For FRP (and self-adjusting computation), performance and memory usage depends on many factors.
In order to be successful, an FRP system must be able to tune and optimize these aspects of the program to strive towards having the same performance characteristics as an application where updates are processed by hand by a programmer.
In the simplest form, the whole program can be re-run completely on every update. In this case there may be some inefficiency as some values will be recomputed unnecessarily. Also, if events are represented as streams, then the entire history of events might be reprocessed. This is the original approach to implementing Classic FRP, also referred to as "pull FRP". The drawback here is that recomputing everything becomes too slow.
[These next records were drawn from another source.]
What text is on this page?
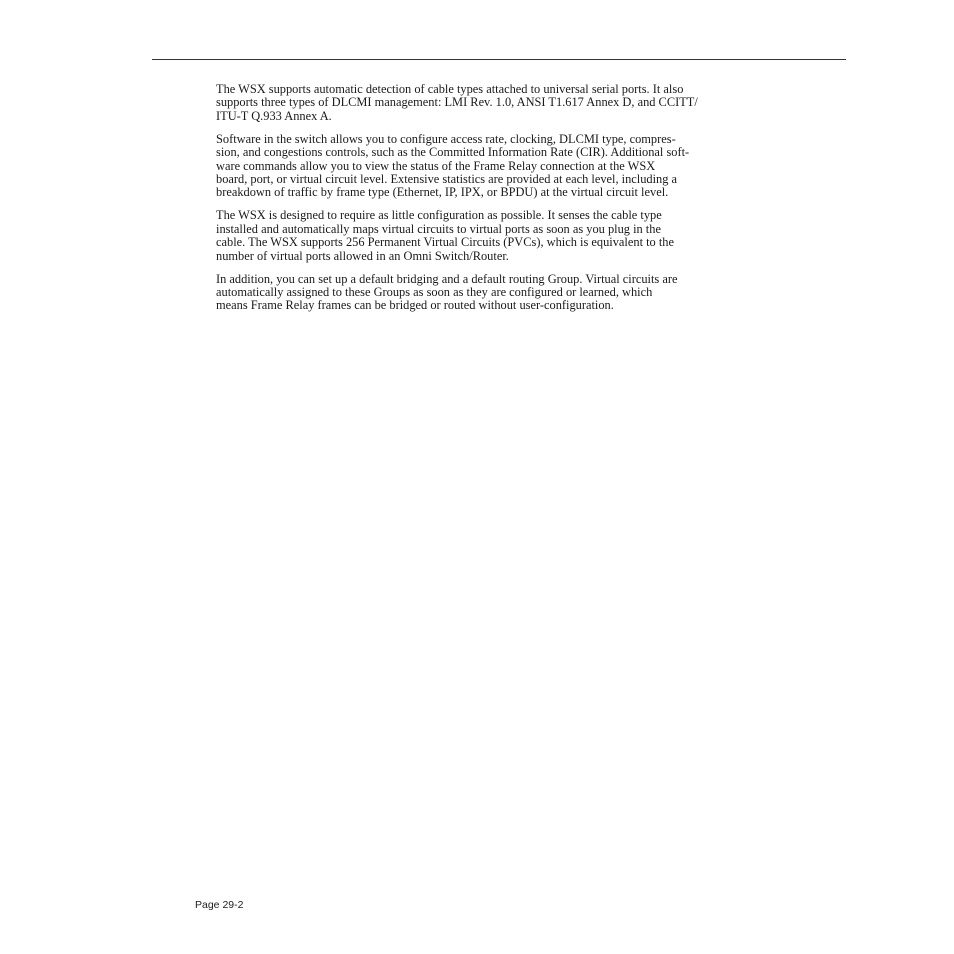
The WSX supports automatic detection of cable types attached to universal serial ports. It also
supports three types of DLCMI management: LMI Rev. 1.0, ANSI T1.617 Annex D, and CCITT/
ITU-T Q.933 Annex A.

Software in the switch allows you to configure access rate, clocking, DLCMI type, compres-
sion, and congestions controls, such as the Committed Information Rate (CIR). Additional soft-
ware commands allow you to view the status of the Frame Relay connection at the WSX
board, port, or virtual circuit level. Extensive statistics are provided at each level, including a
breakdown of traffic by frame type (Ethernet, IP, IPX, or BPDU) at the virtual circuit level.

The WSX is designed to require as little configuration as possible. It senses the cable type
installed and automatically maps virtual circuits to virtual ports as soon as you plug in the
cable. The WSX supports 256 Permanent Virtual Circuits (PVCs), which is equivalent to the
number of virtual ports allowed in an Omni Switch/Router.

In addition, you can set up a default bridging and a default routing Group. Virtual circuits are
automatically assigned to these Groups as soon as they are configured or learned, which
means Frame Relay frames can be bridged or routed without user-configuration.

Page 29-2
On the other side of the spectrum, every calculated value might be a separate signal / subprogram and only the values that depend on a changed input are recalculated on an update. However, in this case there is a very high overhead in keeping track of every intermediate value and its dependents, typically exceeding the savings had from avoiding unnecessary computation. This is more like the initial implementation of FrTime, it might be referred to referred to as "push FRP".
More recent works in FRP try to find a way to combine and balance the push and pull approach, typically by making the programmer manually specify which is which (as in Elm) or by matching it to some existing boundary, like a function boundary (in the lowering transformation for FrTime).
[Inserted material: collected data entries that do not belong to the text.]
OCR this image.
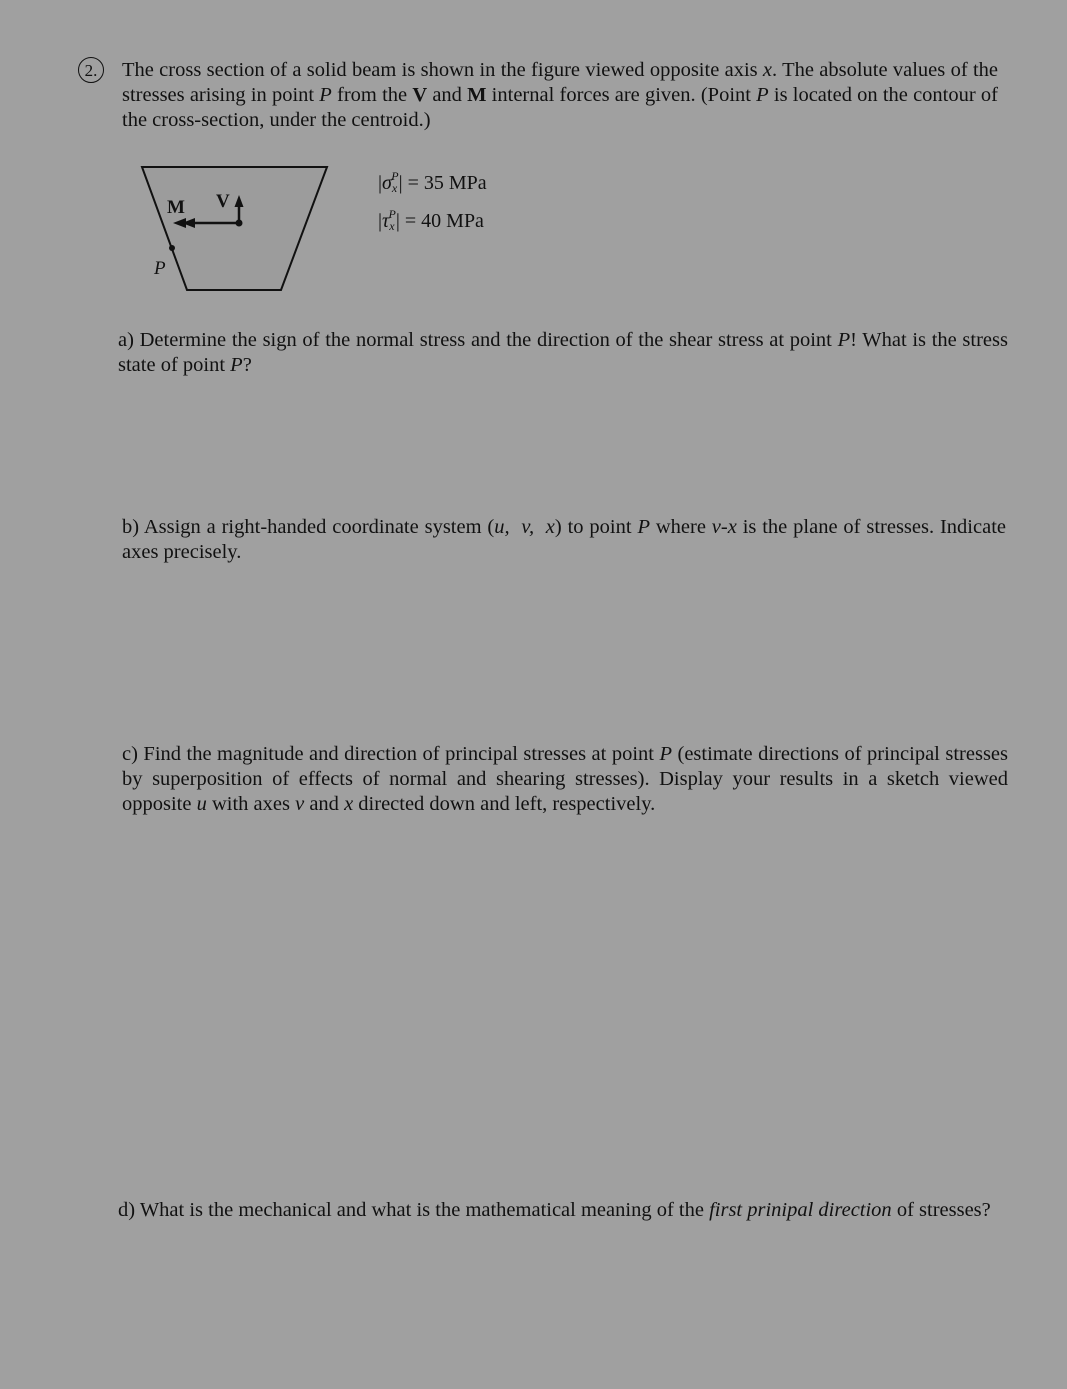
2.	The cross section of a solid beam is shown in the figure viewed opposite axis x. The absolute values of the stresses arising in point P from the V and M internal forces are given. (Point P is located on the contour of the cross-section, under the centroid.)
M V
P
$|\sigma_x^P| = 35$ MPa
$|\tau_x^P| = 40$ MPa
a) Determine the sign of the normal stress and the direction of the shear stress at point P! What is the stress state of point P?
b) Assign a right-handed coordinate system (u,  v,  x) to point P where v-x is the plane of stresses. Indicate axes precisely.
c) Find the magnitude and direction of principal stresses at point P (estimate directions of principal stresses by superposition of effects of normal and shearing stresses). Display your results in a sketch viewed opposite u with axes v and x directed down and left, respectively.
d) What is the mechanical and what is the mathematical meaning of the first prinipal direction of stresses?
As part of slicing a program into signals, there is some flexibility available in terms of how a computation can be broken down into steps (sequentialization) or signals (dependency analysis).
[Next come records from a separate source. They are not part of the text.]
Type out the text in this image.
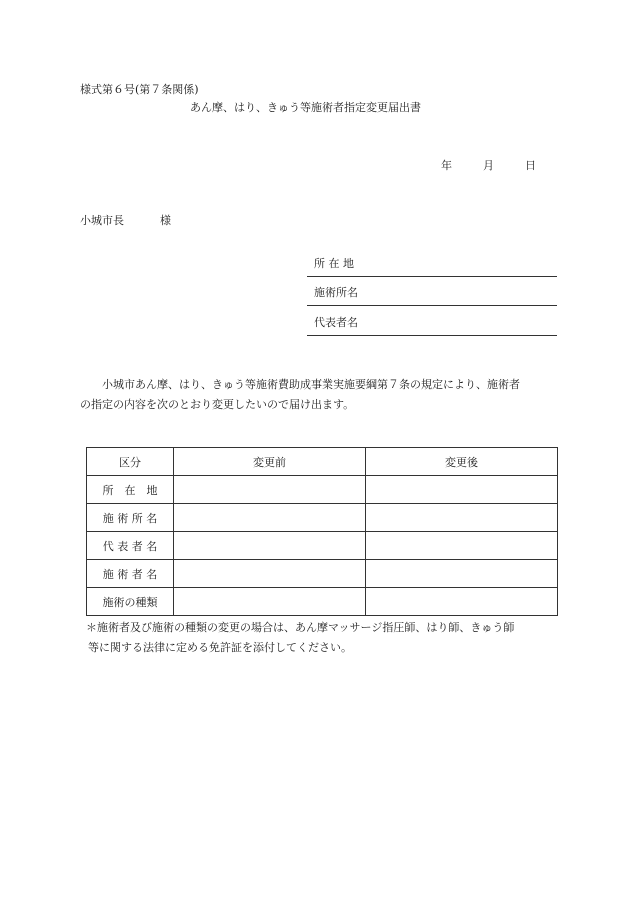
様式第６号(第７条関係)
あん摩、はり、きゅう等施術者指定変更届出書
年	月	日
小城市長	様
所 在 地
施術所名
代表者名
小城市あん摩、はり、きゅう等施術費助成事業実施要綱第７条の規定により、施術者
の指定の内容を次のとおり変更したいので届け出ます。
区分	変更前	変更後
所　在　地		
施 術 所 名		
代 表 者 名		
施 術 者 名		
施術の種類		
＊施術者及び施術の種類の変更の場合は、あん摩マッサージ指圧師、はり師、きゅう師
等に関する法律に定める免許証を添付してください。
For example, if the application performs a transformation of each element of a list and returns a new list, the elements of the new list could depend on the entire input list (corresponding to an eager evaluation strategy) or only on the corresponding element in the input list (corresponding to a lazy evaluation strategy).
A more lazy evaluation strategy should reduce the cost of an incremental update, but it may also result in a higher memory overhead to keep cached values and dependencies.